Kidd’s arrival was significant because it signaled that the Suns were ready to compete again, and they did compete, even if the results never quite broke through the ceiling. Over four and a half seasons, Phoenix never made it past the second round, but the nightly product felt serious again, organized, and intentional in a way it had not before.
Statistically, Kidd’s Suns run was loaded. He sits first all-time in franchise history in assists per game at 9.7, sixth in total assists with 3,011, eighth in steals with 655, third in minutes per game at 38.9, and second in steals per game at 2.1, trailing only Ron Lee. He also owns the top spot in triple-doubles in Suns history with 25, nearly double Kevin Johnson’s total of 13.
There is a very real case for him landing in Tier 4. He was a three-time All-Star in Phoenix, a three-time All-NBA selection, and a three-time All-Defensive player while wearing a Suns uniform, and there are not many players in franchise history who stacked that much hardware during their time here. That alone carries weight.

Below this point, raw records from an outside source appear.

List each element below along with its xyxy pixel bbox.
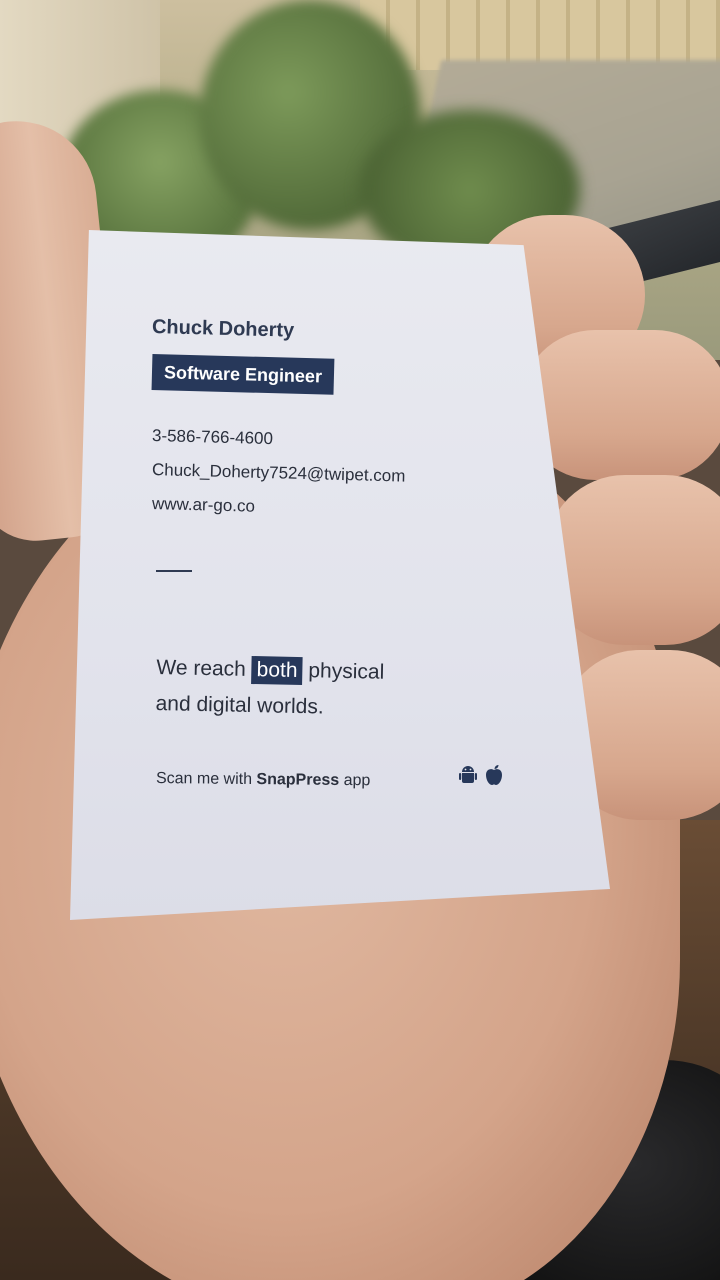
card-name: Chuck Doherty (151, 316, 295, 342)
android-icon (459, 766, 477, 783)
tagline-highlight: both (251, 656, 303, 686)
card-email: Chuck_Doherty7524@twipet.com (151, 460, 406, 486)
card-website: www.ar-go.co (151, 494, 256, 516)
card-scan-text: Scan me with SnapPress app (156, 770, 371, 790)
tagline-part1: We reach (156, 656, 252, 681)
photo-scene: Chuck Doherty Software Engineer 3-586-76… (0, 0, 720, 1280)
apple-icon (486, 765, 502, 785)
business-card: Chuck Doherty Software Engineer 3-586-76… (70, 230, 610, 920)
card-phone: 3-586-766-4600 (151, 426, 274, 449)
card-platform-icons (458, 764, 504, 786)
tagline-line2: and digital worlds. (155, 691, 324, 719)
scan-prefix: Scan me with (155, 770, 257, 789)
card-tagline: We reach both physical and digital world… (155, 650, 384, 727)
tagline-part2: physical (302, 659, 385, 684)
card-divider (156, 570, 192, 572)
scan-suffix: app (339, 771, 371, 790)
scan-app-name: SnapPress (256, 771, 340, 789)
card-job-title: Software Engineer (151, 354, 335, 395)
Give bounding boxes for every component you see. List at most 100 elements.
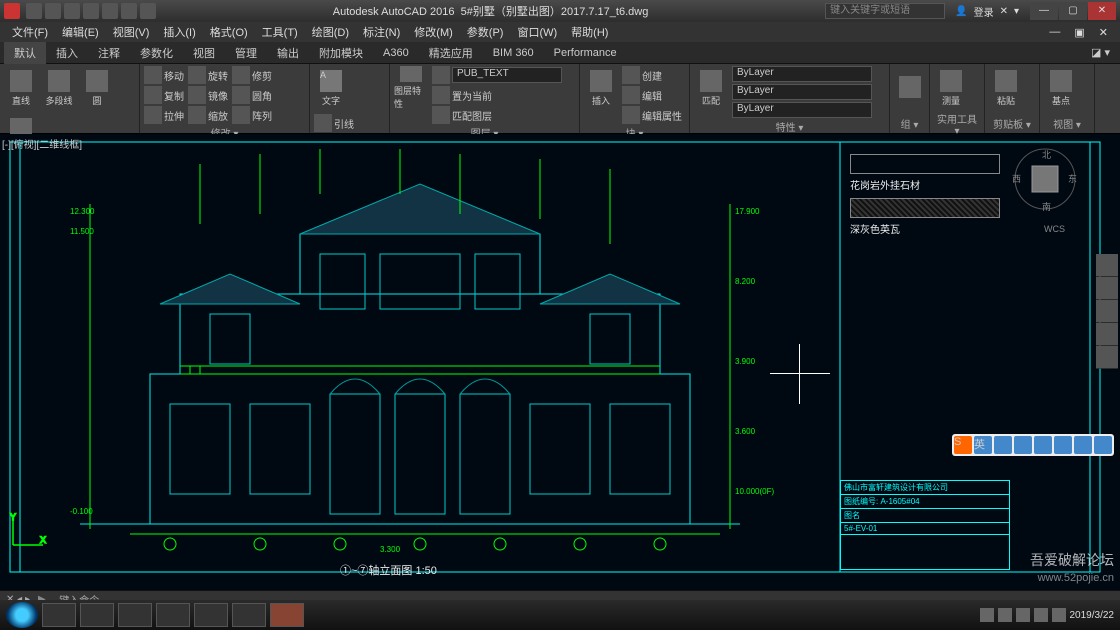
- ime-menu-icon[interactable]: [1094, 436, 1112, 454]
- showmotion-icon[interactable]: [1096, 346, 1118, 368]
- orbit-icon[interactable]: [1096, 323, 1118, 345]
- create-block-button[interactable]: 创建: [622, 66, 682, 84]
- match-props-button[interactable]: 匹配: [694, 66, 728, 110]
- ltype-combo[interactable]: ByLayer: [732, 102, 872, 118]
- zoom-extents-icon[interactable]: [1096, 300, 1118, 322]
- tray-clock[interactable]: 2019/3/22: [1070, 610, 1115, 621]
- dimension-button[interactable]: 引线: [314, 114, 354, 132]
- taskbar-chrome-icon[interactable]: [118, 603, 152, 627]
- taskbar-app2-icon[interactable]: [194, 603, 228, 627]
- tab-manage[interactable]: 管理: [225, 42, 267, 64]
- make-current-icon[interactable]: [432, 86, 450, 104]
- panel-prop-label[interactable]: 特性 ▾: [694, 118, 885, 134]
- tray-network-icon[interactable]: [998, 608, 1012, 622]
- exchange-icon[interactable]: ✕: [1000, 6, 1008, 17]
- taskbar-app1-icon[interactable]: [156, 603, 190, 627]
- fillet-button[interactable]: 圆角: [232, 86, 272, 104]
- circle-button[interactable]: 圆: [80, 66, 114, 110]
- maximize-button[interactable]: ▢: [1059, 2, 1087, 20]
- tray-app-icon[interactable]: [1052, 608, 1066, 622]
- drawing-area[interactable]: [-][俯视][二维线框]: [0, 134, 1120, 590]
- menu-edit[interactable]: 编辑(E): [56, 24, 105, 40]
- group-button[interactable]: [894, 66, 925, 110]
- tab-parametric[interactable]: 参数化: [130, 42, 183, 64]
- insert-block-button[interactable]: 插入: [584, 66, 618, 110]
- panel-util-label[interactable]: 实用工具 ▾: [934, 110, 980, 137]
- menu-dim[interactable]: 标注(N): [357, 24, 406, 40]
- help-search-input[interactable]: 键入关键字或短语: [825, 3, 945, 19]
- edit-attr-button[interactable]: 编辑属性: [622, 106, 682, 124]
- tab-annotate[interactable]: 注释: [88, 42, 130, 64]
- viewport-label[interactable]: [-][俯视][二维线框]: [2, 136, 82, 151]
- make-current-button[interactable]: 置为当前: [452, 88, 492, 103]
- rotate-button[interactable]: 旋转: [188, 66, 228, 84]
- layerstate-icon[interactable]: [432, 66, 450, 84]
- tray-volume-icon[interactable]: [1016, 608, 1030, 622]
- start-button[interactable]: [6, 602, 38, 628]
- tray-shield-icon[interactable]: [1034, 608, 1048, 622]
- trim-button[interactable]: 修剪: [232, 66, 272, 84]
- taskbar-ie-icon[interactable]: [42, 603, 76, 627]
- ime-emoji-icon[interactable]: [1014, 436, 1032, 454]
- tab-insert[interactable]: 插入: [46, 42, 88, 64]
- ime-lang-icon[interactable]: 英: [974, 436, 992, 454]
- open-icon[interactable]: [45, 3, 61, 19]
- menu-modify[interactable]: 修改(M): [408, 24, 459, 40]
- tab-featured[interactable]: 精选应用: [419, 42, 483, 64]
- taskbar-autocad-icon[interactable]: [270, 603, 304, 627]
- mirror-button[interactable]: 镜像: [188, 86, 228, 104]
- app-logo-icon[interactable]: [4, 3, 20, 19]
- new-icon[interactable]: [26, 3, 42, 19]
- menu-param[interactable]: 参数(P): [461, 24, 510, 40]
- move-button[interactable]: 移动: [144, 66, 184, 84]
- tray-flag-icon[interactable]: [980, 608, 994, 622]
- ime-toolbar[interactable]: S 英: [952, 434, 1114, 456]
- steering-wheel-icon[interactable]: [1096, 254, 1118, 276]
- tab-bim360[interactable]: BIM 360: [483, 44, 544, 62]
- tab-performance[interactable]: Performance: [544, 44, 627, 62]
- menu-insert[interactable]: 插入(I): [157, 24, 201, 40]
- doc-close-button[interactable]: ✕: [1093, 26, 1114, 39]
- paste-button[interactable]: 粘贴: [989, 66, 1023, 110]
- ime-mode-icon[interactable]: [994, 436, 1012, 454]
- menu-help[interactable]: 帮助(H): [565, 24, 614, 40]
- match-layer-button[interactable]: 匹配图层: [452, 108, 492, 123]
- layer-combo[interactable]: PUB_TEXT: [452, 67, 562, 83]
- match-layer-icon[interactable]: [432, 106, 450, 124]
- layer-properties-button[interactable]: 图层特性: [394, 66, 428, 110]
- menu-view[interactable]: 视图(V): [107, 24, 156, 40]
- scale-button[interactable]: 缩放: [188, 106, 228, 124]
- ime-voice-icon[interactable]: [1034, 436, 1052, 454]
- undo-icon[interactable]: [121, 3, 137, 19]
- panel-view-label[interactable]: 视图 ▾: [1044, 115, 1090, 131]
- pan-icon[interactable]: [1096, 277, 1118, 299]
- plot-icon[interactable]: [102, 3, 118, 19]
- stretch-button[interactable]: 拉伸: [144, 106, 184, 124]
- taskbar-explorer-icon[interactable]: [80, 603, 114, 627]
- menu-draw[interactable]: 绘图(D): [306, 24, 355, 40]
- line-button[interactable]: 直线: [4, 66, 38, 110]
- tab-view[interactable]: 视图: [183, 42, 225, 64]
- save-icon[interactable]: [64, 3, 80, 19]
- ime-keyboard-icon[interactable]: [1054, 436, 1072, 454]
- view-cube[interactable]: 北 南 西 东: [1010, 144, 1080, 214]
- tab-default[interactable]: 默认: [4, 42, 46, 64]
- tab-a360[interactable]: A360: [373, 44, 419, 62]
- edit-block-button[interactable]: 编辑: [622, 86, 682, 104]
- text-button[interactable]: A文字: [314, 66, 348, 110]
- doc-minimize-button[interactable]: —: [1043, 26, 1066, 39]
- saveas-icon[interactable]: [83, 3, 99, 19]
- copy-button[interactable]: 复制: [144, 86, 184, 104]
- close-button[interactable]: ✕: [1088, 2, 1116, 20]
- ime-logo-icon[interactable]: S: [954, 436, 972, 454]
- lweight-combo[interactable]: ByLayer: [732, 84, 872, 100]
- user-area[interactable]: 👤 登录 ✕ ▾: [955, 4, 1019, 19]
- redo-icon[interactable]: [140, 3, 156, 19]
- ribbon-expand-icon[interactable]: ◪ ▾: [1081, 43, 1120, 62]
- measure-button[interactable]: 测量: [934, 66, 968, 110]
- help-icon[interactable]: ▾: [1014, 6, 1019, 17]
- menu-format[interactable]: 格式(O): [204, 24, 254, 40]
- panel-group-label[interactable]: 组 ▾: [894, 115, 925, 131]
- tab-addins[interactable]: 附加模块: [309, 42, 373, 64]
- ime-skin-icon[interactable]: [1074, 436, 1092, 454]
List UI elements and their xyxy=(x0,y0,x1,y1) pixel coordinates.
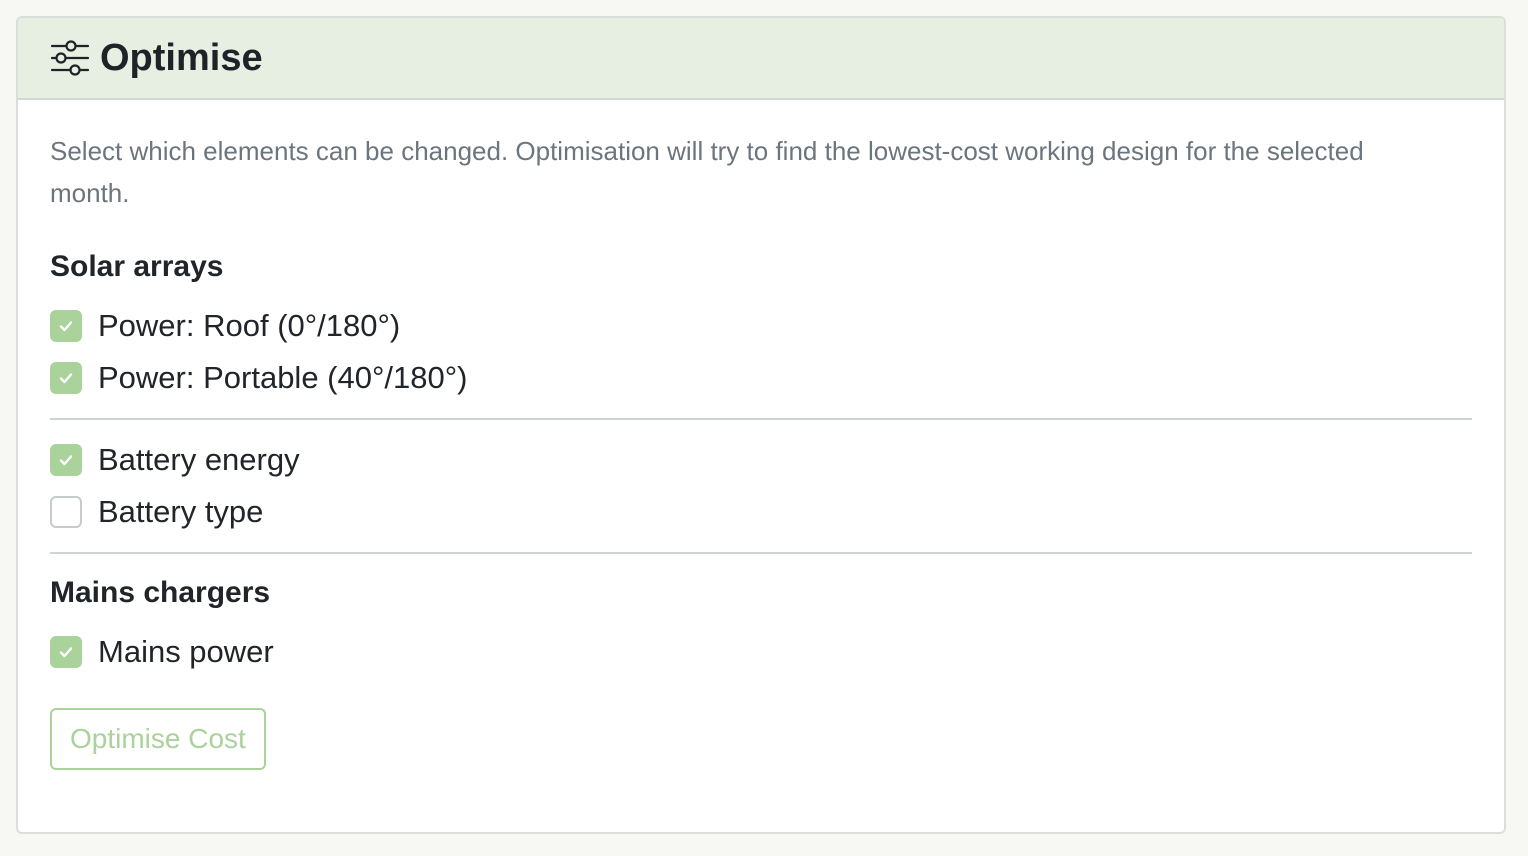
option-label: Battery type xyxy=(98,494,264,529)
optimise-panel: Optimise Select which elements can be ch… xyxy=(16,16,1506,834)
checkbox-mains-power[interactable] xyxy=(50,636,82,668)
option-mains-power[interactable]: Mains power xyxy=(50,626,1472,678)
section-heading-mains-chargers: Mains chargers xyxy=(50,576,271,609)
checkmark-icon xyxy=(59,373,73,384)
checkbox-battery-energy[interactable] xyxy=(50,444,82,476)
checkmark-icon xyxy=(59,321,73,332)
optimise-cost-button[interactable]: Optimise Cost xyxy=(50,708,266,770)
option-label: Battery energy xyxy=(98,442,300,477)
checkmark-icon xyxy=(59,455,73,466)
checkbox-battery-type[interactable] xyxy=(50,496,82,528)
option-label: Mains power xyxy=(98,634,274,669)
sliders-icon xyxy=(50,38,90,78)
option-label: Power: Portable (40°/180°) xyxy=(98,360,468,395)
panel-description: Select which elements can be changed. Op… xyxy=(50,136,1364,208)
option-battery-energy[interactable]: Battery energy xyxy=(50,434,1472,486)
section-heading-solar-arrays: Solar arrays xyxy=(50,250,224,283)
panel-title: Optimise xyxy=(100,36,263,79)
panel-body: Select which elements can be changed. Op… xyxy=(18,100,1504,770)
option-roof-power[interactable]: Power: Roof (0°/180°) xyxy=(50,300,1472,352)
checkbox-roof-power[interactable] xyxy=(50,310,82,342)
divider xyxy=(50,418,1472,420)
checkmark-icon xyxy=(59,647,73,658)
checkbox-portable-power[interactable] xyxy=(50,362,82,394)
panel-header: Optimise xyxy=(18,18,1504,100)
option-portable-power[interactable]: Power: Portable (40°/180°) xyxy=(50,352,1472,404)
option-battery-type[interactable]: Battery type xyxy=(50,486,1472,538)
divider xyxy=(50,552,1472,554)
option-label: Power: Roof (0°/180°) xyxy=(98,308,401,343)
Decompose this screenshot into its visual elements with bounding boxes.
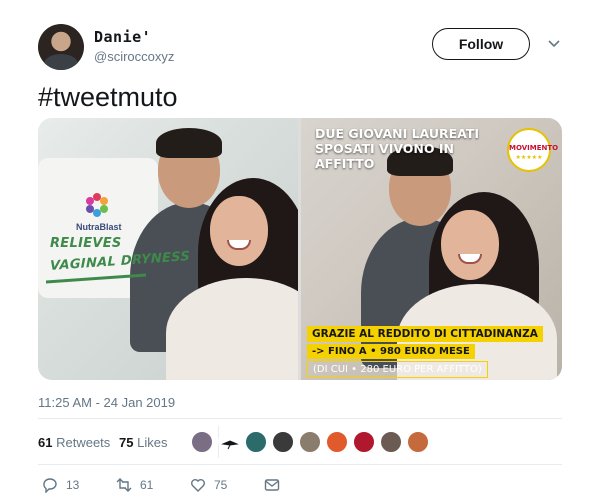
liker-avatar[interactable] (191, 431, 213, 453)
avatar-shirt (44, 54, 78, 70)
tweet-timestamp[interactable]: 11:25 AM - 24 Jan 2019 (38, 395, 175, 410)
liker-avatar[interactable] (272, 431, 294, 453)
reply-button[interactable]: 13 (42, 476, 79, 494)
reply-icon (43, 478, 57, 493)
nutrablast-brand: NutraBlast (76, 222, 122, 232)
stars-icon: ★★★★★ (515, 155, 543, 161)
follow-button[interactable]: Follow (432, 28, 530, 60)
man-hair (156, 128, 222, 158)
chevron-down-icon[interactable] (547, 36, 561, 50)
liker-avatar[interactable] (326, 431, 348, 453)
m5s-headline: DUE GIOVANI LAUREATI SPOSATI VIVONO IN A… (315, 126, 505, 171)
retweets-stat[interactable]: 61 Retweets (38, 435, 110, 450)
movimento-logo-text: MOVIMENTO (509, 144, 559, 152)
retweets-label: Retweets (56, 435, 111, 450)
m5s-banner-line1: GRAZIE AL REDDITO DI CITTADINANZA (307, 326, 543, 342)
retweet-icon (116, 478, 132, 492)
ad-headline-line1: RELIEVES (50, 236, 122, 251)
m5s-headline-line1: DUE GIOVANI LAUREATI (315, 126, 480, 141)
liker-avatar[interactable] (353, 431, 375, 453)
reply-count: 13 (66, 478, 80, 492)
media-image-left[interactable]: NutraBlast RELIEVES VAGINAL DRYNESS (38, 118, 298, 380)
media-image-right[interactable]: DUE GIOVANI LAUREATI SPOSATI VIVONO IN A… (301, 118, 562, 380)
display-name[interactable]: Danie' (94, 28, 151, 46)
woman-face (210, 196, 268, 266)
m5s-banner-line2: -> FINO A • 980 EURO MESE (307, 344, 475, 359)
retweets-count: 61 (38, 435, 53, 450)
likes-count: 75 (119, 435, 134, 450)
liker-avatar[interactable] (218, 431, 240, 453)
envelope-icon (264, 479, 280, 491)
retweet-count: 61 (140, 478, 154, 492)
like-button[interactable]: 75 (190, 476, 227, 494)
liker-avatar[interactable] (245, 431, 267, 453)
m5s-headline-line2: SPOSATI VIVONO IN AFFITTO (315, 141, 454, 171)
liker-avatar[interactable] (380, 431, 402, 453)
liker-avatar[interactable] (407, 431, 429, 453)
nutrablast-logo-icon (86, 193, 108, 217)
tweet-text: #tweetmuto (38, 82, 178, 112)
m5s-banner-line3: (DI CUI • 280 EURO PER AFFITTO) (307, 361, 488, 378)
divider-top (38, 418, 562, 419)
heart-icon (191, 479, 205, 492)
like-count: 75 (214, 478, 228, 492)
tweet-media[interactable]: NutraBlast RELIEVES VAGINAL DRYNESS DUE … (38, 118, 562, 380)
bird-icon (221, 440, 239, 450)
direct-message-button[interactable] (264, 476, 280, 494)
likes-stat[interactable]: 75 Likes (119, 435, 167, 450)
divider-bottom (38, 464, 562, 465)
movimento-logo-icon: MOVIMENTO ★★★★★ (507, 128, 559, 172)
retweet-button[interactable]: 61 (116, 476, 153, 494)
liker-avatar[interactable] (299, 431, 321, 453)
user-avatar[interactable] (38, 24, 84, 70)
woman-face (441, 210, 499, 280)
likes-label: Likes (137, 435, 168, 450)
user-handle[interactable]: @sciroccoxyz (94, 49, 174, 64)
tweet-header: Danie' @sciroccoxyz Follow (38, 22, 578, 72)
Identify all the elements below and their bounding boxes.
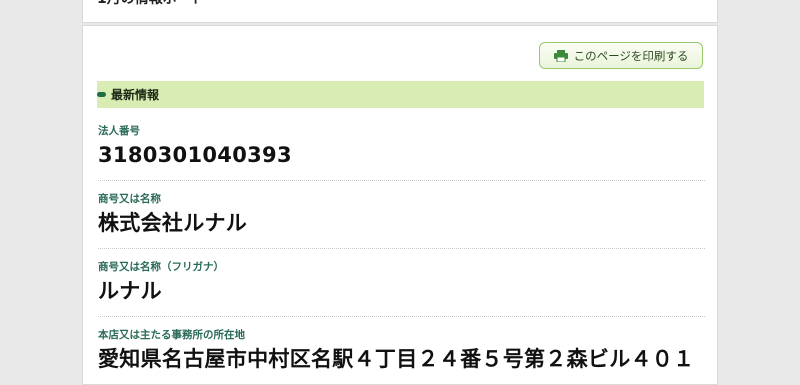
field-corporate-number: 法人番号 3180301040393 xyxy=(98,124,705,169)
field-trade-name-kana: 商号又は名称（フリガナ） ルナル xyxy=(98,260,705,305)
field-trade-name: 商号又は名称 株式会社ルナル xyxy=(98,192,705,237)
field-value: ルナル xyxy=(98,279,162,303)
section-marker-icon xyxy=(97,92,106,97)
field-label: 商号又は名称 xyxy=(98,193,161,205)
field-value: 株式会社ルナル xyxy=(98,211,248,235)
latest-info-header: 最新情報 xyxy=(97,81,704,108)
previous-section-heading: 1月の情報ボード xyxy=(97,0,205,8)
print-page-label: このページを印刷する xyxy=(573,48,689,63)
latest-info-title: 最新情報 xyxy=(111,88,160,102)
field-label: 法人番号 xyxy=(98,125,140,137)
field-label: 商号又は名称（フリガナ） xyxy=(98,261,224,273)
corporate-info-card: このページを印刷する 最新情報 法人番号 3180301040393 商号又は名… xyxy=(82,25,718,385)
field-value: 3180301040393 xyxy=(98,143,292,167)
field-label: 本店又は主たる事務所の所在地 xyxy=(98,329,245,341)
printer-icon xyxy=(553,49,568,62)
field-value: 愛知県名古屋市中村区名駅４丁目２４番５号第２森ビル４０１ xyxy=(98,347,695,371)
print-page-button[interactable]: このページを印刷する xyxy=(539,42,703,69)
previous-section-card: 1月の情報ボード xyxy=(82,0,718,23)
field-head-office-address: 本店又は主たる事務所の所在地 愛知県名古屋市中村区名駅４丁目２４番５号第２森ビル… xyxy=(98,328,705,373)
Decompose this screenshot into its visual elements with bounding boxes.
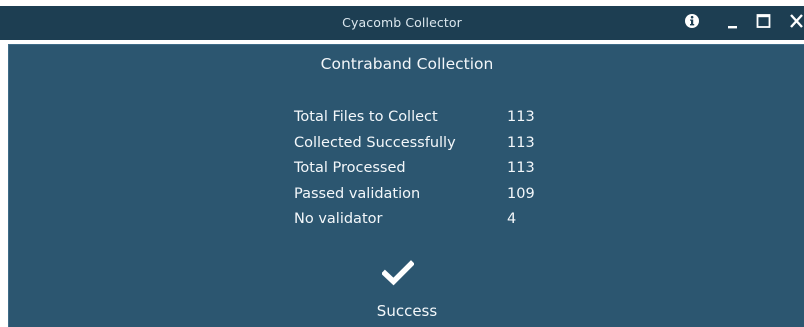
status-text: Success (376, 302, 438, 320)
stat-row-passed-validation: Passed validation 109 (294, 182, 594, 208)
stat-value: 113 (507, 109, 535, 125)
stat-label: Total Files to Collect (294, 109, 438, 125)
stat-row-no-validator: No validator 4 (294, 207, 594, 233)
info-icon[interactable] (683, 10, 705, 34)
panel-title: Contraband Collection (320, 55, 494, 73)
stat-label: No validator (294, 211, 383, 227)
stats-list: Total Files to Collect 113 Collected Suc… (294, 105, 594, 233)
stat-label: Passed validation (294, 185, 421, 202)
collector-window: Cyacomb Collector Contraband Collection … (0, 0, 804, 327)
stat-label: Total Processed (294, 160, 406, 176)
stat-row-total-files: Total Files to Collect 113 (294, 105, 594, 131)
checkmark-icon (381, 260, 415, 286)
stat-label: Collected Successfully (294, 134, 456, 151)
minimize-icon[interactable] (725, 10, 747, 34)
stat-value: 113 (507, 160, 535, 176)
stat-value: 4 (507, 211, 517, 227)
stat-row-processed: Total Processed 113 (294, 156, 594, 182)
collection-panel: Contraband Collection Total Files to Col… (8, 44, 804, 327)
stat-value: 109 (507, 185, 535, 202)
maximize-icon[interactable] (755, 10, 777, 34)
title-bar: Cyacomb Collector (0, 6, 804, 40)
close-icon[interactable] (790, 10, 804, 34)
stat-row-collected: Collected Successfully 113 (294, 131, 594, 157)
stat-value: 113 (507, 134, 535, 151)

Where this lands for me is more personal and more subjective, and that is unavoidable in a project like this. The teams during his tenure never reached the heights you hope for when a player of that caliber is running the show, and those years between Barkley and Nash often feel defined by Kidd and Marbury filling space rather than delivering sustained success.
On a stylistic level, his limitations always stood out to me. He shot 33.1% from three in Phoenix, averaged 14.4 points per game, and while he elevated everyone around him and rebounded at an impressive 6.4 per night, it often felt like something was missing offensively. And then there is the way it ended, the allegations, the off-court issues that became an ugly and unavoidable chapter in his story, something that will always color how that era is remembered.
For all of that, Jason Kidd still belongs firmly on this pyramid, and for me, tier five is where he lands. Not as a dismissal of his greatness, but as an acknowledgment of the total picture, the brilliance, the gaps, and the complicated legacy he left behind in Phoenix.
The pyramid is starting to take shape. What do you agree with? Where did I get it wrong?